I am using Elastic Cloud for my Elasticsearch instance. My issue is that sometimes (rarely) I'm seeing strange behavior where the curl time (round trip from my web server to Elastic Cloud) is taking 8+ seconds but the 'took' time in the response is approx. 45ms. It's not the same query every time and doesn't happen often (maybe once or twice a day out of millions of queries). Every time I run the query manually, it's super fast and the Profiler says it looks good.
This is the typical behavior, but about every 5 days, I get a spraying of these where it happens to every query I'm sending to Elastic at the same time. So I end up with about 50-60 queries that are slow in curl time but fast in 'took' time. I do an auto-retry and they work just fine.
My network guy has looked and said we are seeing 0 return packets, not even completing the 3-way handshake from the Elastic Cloud during these spraying events. We have a huge pipe and have no other network events at these times.

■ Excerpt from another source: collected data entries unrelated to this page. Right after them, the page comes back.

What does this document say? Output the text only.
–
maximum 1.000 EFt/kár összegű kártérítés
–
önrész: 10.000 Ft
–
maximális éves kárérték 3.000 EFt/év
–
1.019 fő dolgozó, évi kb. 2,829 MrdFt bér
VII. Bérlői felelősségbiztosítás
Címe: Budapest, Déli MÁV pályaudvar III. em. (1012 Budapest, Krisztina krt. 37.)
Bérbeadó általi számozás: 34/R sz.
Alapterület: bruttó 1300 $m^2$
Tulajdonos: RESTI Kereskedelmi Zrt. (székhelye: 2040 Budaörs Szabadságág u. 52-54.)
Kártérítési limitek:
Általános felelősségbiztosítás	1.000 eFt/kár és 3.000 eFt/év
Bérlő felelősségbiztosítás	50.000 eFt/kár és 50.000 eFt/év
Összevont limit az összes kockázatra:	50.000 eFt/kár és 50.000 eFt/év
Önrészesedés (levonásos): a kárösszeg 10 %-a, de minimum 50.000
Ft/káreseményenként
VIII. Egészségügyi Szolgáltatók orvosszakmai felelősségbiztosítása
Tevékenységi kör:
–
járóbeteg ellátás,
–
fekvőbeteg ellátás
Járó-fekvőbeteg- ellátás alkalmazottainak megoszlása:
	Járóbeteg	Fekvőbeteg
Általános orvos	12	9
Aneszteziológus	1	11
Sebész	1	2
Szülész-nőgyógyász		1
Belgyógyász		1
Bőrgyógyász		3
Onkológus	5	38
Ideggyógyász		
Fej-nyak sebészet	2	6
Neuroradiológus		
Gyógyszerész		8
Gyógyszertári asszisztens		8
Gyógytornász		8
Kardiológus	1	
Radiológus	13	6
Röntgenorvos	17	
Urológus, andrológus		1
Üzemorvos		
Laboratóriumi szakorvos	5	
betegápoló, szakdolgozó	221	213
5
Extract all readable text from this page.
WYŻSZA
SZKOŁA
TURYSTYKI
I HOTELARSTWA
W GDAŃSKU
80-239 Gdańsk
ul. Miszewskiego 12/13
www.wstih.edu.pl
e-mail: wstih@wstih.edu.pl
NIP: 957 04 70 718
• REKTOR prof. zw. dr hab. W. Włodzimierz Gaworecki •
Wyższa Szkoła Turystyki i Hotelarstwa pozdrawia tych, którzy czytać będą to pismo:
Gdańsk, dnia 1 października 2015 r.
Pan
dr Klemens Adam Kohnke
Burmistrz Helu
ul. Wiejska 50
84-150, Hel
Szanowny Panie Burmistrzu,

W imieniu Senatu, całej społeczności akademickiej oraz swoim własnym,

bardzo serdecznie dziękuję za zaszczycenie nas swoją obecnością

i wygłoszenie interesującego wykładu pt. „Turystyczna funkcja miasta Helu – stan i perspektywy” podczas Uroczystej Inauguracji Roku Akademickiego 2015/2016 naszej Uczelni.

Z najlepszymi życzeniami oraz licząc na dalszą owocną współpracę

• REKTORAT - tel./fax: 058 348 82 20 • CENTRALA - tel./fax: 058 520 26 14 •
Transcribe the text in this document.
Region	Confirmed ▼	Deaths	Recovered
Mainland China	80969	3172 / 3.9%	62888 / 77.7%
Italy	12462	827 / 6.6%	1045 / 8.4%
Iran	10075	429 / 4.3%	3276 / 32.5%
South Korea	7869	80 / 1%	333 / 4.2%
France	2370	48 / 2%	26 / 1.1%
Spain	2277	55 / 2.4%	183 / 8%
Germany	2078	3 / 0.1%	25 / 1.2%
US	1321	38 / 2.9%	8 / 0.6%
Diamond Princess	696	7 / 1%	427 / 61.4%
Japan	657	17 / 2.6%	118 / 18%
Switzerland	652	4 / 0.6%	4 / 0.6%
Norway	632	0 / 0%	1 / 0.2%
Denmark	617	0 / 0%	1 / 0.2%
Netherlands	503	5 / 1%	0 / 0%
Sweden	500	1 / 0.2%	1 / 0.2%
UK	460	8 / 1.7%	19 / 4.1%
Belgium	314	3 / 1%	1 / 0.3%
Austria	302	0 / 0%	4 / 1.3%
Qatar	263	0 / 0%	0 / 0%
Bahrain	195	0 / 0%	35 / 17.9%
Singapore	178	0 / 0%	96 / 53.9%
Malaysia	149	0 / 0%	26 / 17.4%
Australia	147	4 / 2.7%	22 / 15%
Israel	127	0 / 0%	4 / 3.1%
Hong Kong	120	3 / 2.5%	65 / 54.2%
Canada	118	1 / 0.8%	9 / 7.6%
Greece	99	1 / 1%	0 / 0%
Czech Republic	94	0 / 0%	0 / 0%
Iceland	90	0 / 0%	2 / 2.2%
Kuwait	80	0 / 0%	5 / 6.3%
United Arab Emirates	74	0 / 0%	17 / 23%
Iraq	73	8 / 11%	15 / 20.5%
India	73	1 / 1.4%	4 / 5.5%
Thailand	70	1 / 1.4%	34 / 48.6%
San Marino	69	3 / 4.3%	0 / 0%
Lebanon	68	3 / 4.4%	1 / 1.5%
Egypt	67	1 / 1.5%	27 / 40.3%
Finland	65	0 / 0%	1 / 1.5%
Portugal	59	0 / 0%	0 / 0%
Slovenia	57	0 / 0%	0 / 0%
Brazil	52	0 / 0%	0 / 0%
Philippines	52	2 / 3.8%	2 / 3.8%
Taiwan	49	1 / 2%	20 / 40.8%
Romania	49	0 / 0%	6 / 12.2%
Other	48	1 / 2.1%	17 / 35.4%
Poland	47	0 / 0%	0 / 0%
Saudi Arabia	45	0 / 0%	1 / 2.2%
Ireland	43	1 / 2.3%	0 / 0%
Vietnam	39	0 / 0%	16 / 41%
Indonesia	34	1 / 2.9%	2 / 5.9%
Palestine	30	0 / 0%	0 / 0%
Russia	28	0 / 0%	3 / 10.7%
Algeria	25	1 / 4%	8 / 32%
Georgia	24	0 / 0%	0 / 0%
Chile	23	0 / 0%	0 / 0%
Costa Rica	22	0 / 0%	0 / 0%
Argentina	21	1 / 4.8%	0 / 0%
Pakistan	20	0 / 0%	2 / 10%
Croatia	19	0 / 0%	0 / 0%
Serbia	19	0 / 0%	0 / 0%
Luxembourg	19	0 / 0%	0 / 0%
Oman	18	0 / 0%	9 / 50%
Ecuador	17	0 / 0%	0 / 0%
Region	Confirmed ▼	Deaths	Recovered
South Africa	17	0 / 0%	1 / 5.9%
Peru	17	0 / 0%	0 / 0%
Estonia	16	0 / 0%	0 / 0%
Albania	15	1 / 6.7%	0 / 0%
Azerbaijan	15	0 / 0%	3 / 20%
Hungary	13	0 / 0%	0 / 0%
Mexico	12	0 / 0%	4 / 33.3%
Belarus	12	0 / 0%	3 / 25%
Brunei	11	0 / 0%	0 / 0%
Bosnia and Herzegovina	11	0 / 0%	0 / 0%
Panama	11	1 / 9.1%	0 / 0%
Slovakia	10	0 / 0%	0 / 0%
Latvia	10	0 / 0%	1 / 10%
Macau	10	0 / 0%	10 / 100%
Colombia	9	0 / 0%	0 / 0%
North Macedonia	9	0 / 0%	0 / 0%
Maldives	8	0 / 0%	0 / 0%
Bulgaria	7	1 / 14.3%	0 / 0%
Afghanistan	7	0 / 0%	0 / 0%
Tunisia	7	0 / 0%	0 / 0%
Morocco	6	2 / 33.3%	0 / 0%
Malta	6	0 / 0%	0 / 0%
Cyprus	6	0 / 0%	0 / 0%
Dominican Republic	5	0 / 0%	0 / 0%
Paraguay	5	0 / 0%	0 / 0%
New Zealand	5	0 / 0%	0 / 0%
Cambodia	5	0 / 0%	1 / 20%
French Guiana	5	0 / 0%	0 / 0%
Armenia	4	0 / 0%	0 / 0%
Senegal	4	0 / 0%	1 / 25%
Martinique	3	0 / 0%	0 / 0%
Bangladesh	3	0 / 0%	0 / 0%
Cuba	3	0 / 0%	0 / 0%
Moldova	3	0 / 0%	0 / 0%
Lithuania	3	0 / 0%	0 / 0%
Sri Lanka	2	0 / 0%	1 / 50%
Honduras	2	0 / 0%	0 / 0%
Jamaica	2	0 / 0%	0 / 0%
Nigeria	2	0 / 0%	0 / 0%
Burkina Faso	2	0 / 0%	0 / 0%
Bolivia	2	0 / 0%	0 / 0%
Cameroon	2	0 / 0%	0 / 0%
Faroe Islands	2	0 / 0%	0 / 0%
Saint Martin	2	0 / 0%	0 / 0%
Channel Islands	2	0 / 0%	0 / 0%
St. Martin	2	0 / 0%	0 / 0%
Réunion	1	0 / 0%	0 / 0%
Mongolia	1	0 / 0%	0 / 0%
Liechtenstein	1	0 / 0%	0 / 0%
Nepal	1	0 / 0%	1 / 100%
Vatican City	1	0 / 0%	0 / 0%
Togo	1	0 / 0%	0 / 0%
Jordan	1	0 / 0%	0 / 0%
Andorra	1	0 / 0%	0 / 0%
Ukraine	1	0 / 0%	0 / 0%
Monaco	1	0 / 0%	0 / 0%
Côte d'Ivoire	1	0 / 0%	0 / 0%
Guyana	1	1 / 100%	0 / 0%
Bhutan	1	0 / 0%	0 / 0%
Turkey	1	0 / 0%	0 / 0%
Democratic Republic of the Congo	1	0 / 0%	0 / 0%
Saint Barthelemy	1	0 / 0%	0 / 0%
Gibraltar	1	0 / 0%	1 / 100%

Does anyone have any ideas?
This sounds like the web server handling the API requests for Elasticsearch is getting overloaded, but I don't know all the pieces in the stack.
took is the actual query time within elasticsearch ... The time it took to execute the query in elasticsearch once elasticsearch receives the query and the is ready to return the results
.. it is not the roundtrip http request / response time.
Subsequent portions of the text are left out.